TI is the only semiconductor supplier to offer and develop silicon solutions serving the complete end equipment range from the sensing element, AFE, MCU, communications, signal chain and power management, up to CPUs for the PLC. TI's real-time Industrial Ethernet technologies are uniquely positioned in wired communications, with support for all leading industrial standards, enabling manufacturers to tie together different subnets without the expense of dedicated hardware such as ASICs.
TI has long been an innovator and leader in ultra-low-power technology for wireless communications and microcontrollers, and is continuing efforts to combine its expertise with energy harvesting to enable advanced sensors that can operate in places where wiring is impractical.
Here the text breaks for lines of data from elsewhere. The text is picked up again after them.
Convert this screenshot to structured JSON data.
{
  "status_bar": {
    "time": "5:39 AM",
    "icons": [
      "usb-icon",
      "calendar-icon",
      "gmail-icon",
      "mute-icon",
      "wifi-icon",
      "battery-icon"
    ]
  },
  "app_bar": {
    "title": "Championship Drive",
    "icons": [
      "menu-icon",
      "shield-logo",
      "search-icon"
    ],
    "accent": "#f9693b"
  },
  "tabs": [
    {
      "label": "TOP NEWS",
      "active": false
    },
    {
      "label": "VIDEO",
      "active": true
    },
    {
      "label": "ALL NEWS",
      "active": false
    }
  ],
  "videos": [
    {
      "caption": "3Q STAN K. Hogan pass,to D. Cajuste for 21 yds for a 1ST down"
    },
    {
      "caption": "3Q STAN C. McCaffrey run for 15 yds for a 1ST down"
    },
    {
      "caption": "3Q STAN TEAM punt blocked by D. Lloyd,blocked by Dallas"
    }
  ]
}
The company is strategically investing and developing new sensing solutions, including AFEs with the sensing element and analog signal chain integrated.
TI's wide selection of flash- and FRAM-based MSP430™ MCUs brings the flexibility of ultra-low-power processing to sensors. Since transmission consumes roughly 90 percent of power for a wireless sensor, a sensor with a processor can save power if it periodically wakes up, samples and measures, transmits, then goes to sleep again. For a sensor operating on the low power reserve it gains from energy harvesting, such careful power management is indispensable. Processing also helps sensors that function together determine if one of them has a malfunction, report the problem, and provide a degree of redundant coverage for the missing sensor.
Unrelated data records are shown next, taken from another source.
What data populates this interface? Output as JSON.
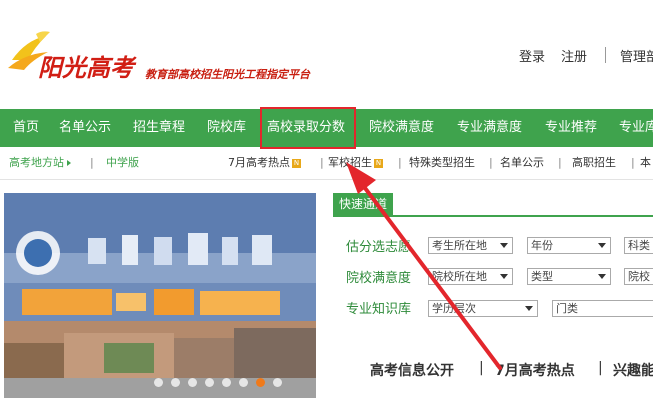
{
  "header": {
    "logo_text": "阳光高考",
    "slogan": "教育部高校招生阳光工程指定平台",
    "login": "登录",
    "register": "注册",
    "admin": "管理部"
  },
  "nav": {
    "items": [
      "首页",
      "名单公示",
      "招生章程",
      "院校库",
      "高校录取分数",
      "院校满意度",
      "专业满意度",
      "专业推荐",
      "专业库"
    ]
  },
  "subnav": {
    "left": [
      "高考地方站",
      "中学版"
    ],
    "right": [
      "7月高考热点",
      "军校招生",
      "特殊类型招生",
      "名单公示",
      "高职招生",
      "本"
    ],
    "hot_badge": "N"
  },
  "quick": {
    "tab": "快速通道",
    "rows": [
      {
        "label": "估分选志愿",
        "selects": [
          "考生所在地",
          "年份",
          "科类"
        ]
      },
      {
        "label": "院校满意度",
        "selects": [
          "院校所在地",
          "类型",
          "院校"
        ]
      },
      {
        "label": "专业知识库",
        "selects": [
          "学历层次",
          "门类"
        ]
      }
    ]
  },
  "info_bar": {
    "items": [
      "高考信息公开",
      "7月高考热点",
      "兴趣能"
    ],
    "separator": "|"
  },
  "colors": {
    "nav_green": "#3fa34d",
    "brand_red": "#d11e14",
    "annotation_red": "#e3262c"
  }
}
Data and code protection will be an important issue for networked factories, and individual equipment needs to be designed with built-in security functions. TI has a history in designing, or helping customers design, secure embedded systems such as car door locks and wireless encryption schemes. System developers can turn to TI for enabling expertise in this area as the smart factory continues to develop.
In its different businesses, TI understands and designs to support industrial standards, resulting in products with voltages, qualifications, temperature ranges, quality levels and packages targeted to industrial applications. In addition, software and firmware support is available directly or via TI's network of third parties for issues such as I/O links and Industrial Ethernet protocol stack implementation and qualification. Applications and system support includes fully documented reference designs with test reports in accordance with industrial standards.
The company also invests in ongoing research and development and offers dedicated support teams for applications in industrial systems, factory automation and control, motor drives, smart grid, energy management and building automation.
A smart future for manufacturing
The same communications advances and embedded intelligence that are bringing networked appliances to consumers are also having an effect in manufacturing. The main difference, however, is that the systems in factories have to be more secure, more robust, and operate in real time. In just a few years, intelligent sensors, motors, robots and other equipments will transform assembly lines and chemical processes, directed by distributed control that can communicate throughout the factory and, if necessary, around the world. The resulting revolution in manufacturing will create better products that are more customized, while keeping costs down, saving energy and reducing waste.
Highly integrated ICs for sensing, control and communications provide the enabling technology behind this revolution. TI is focused on creating differentiating products, like intelligent hardware and software, as well as support, that factory equipment manufacturers and manufacturing system integrators will need in the years ahead. While no one can predict exactly what the smart factory holds for industry, one thing is certain: TI is playing a leading role and is focused on creating and delivering products that advance the next revolution in manufacturing.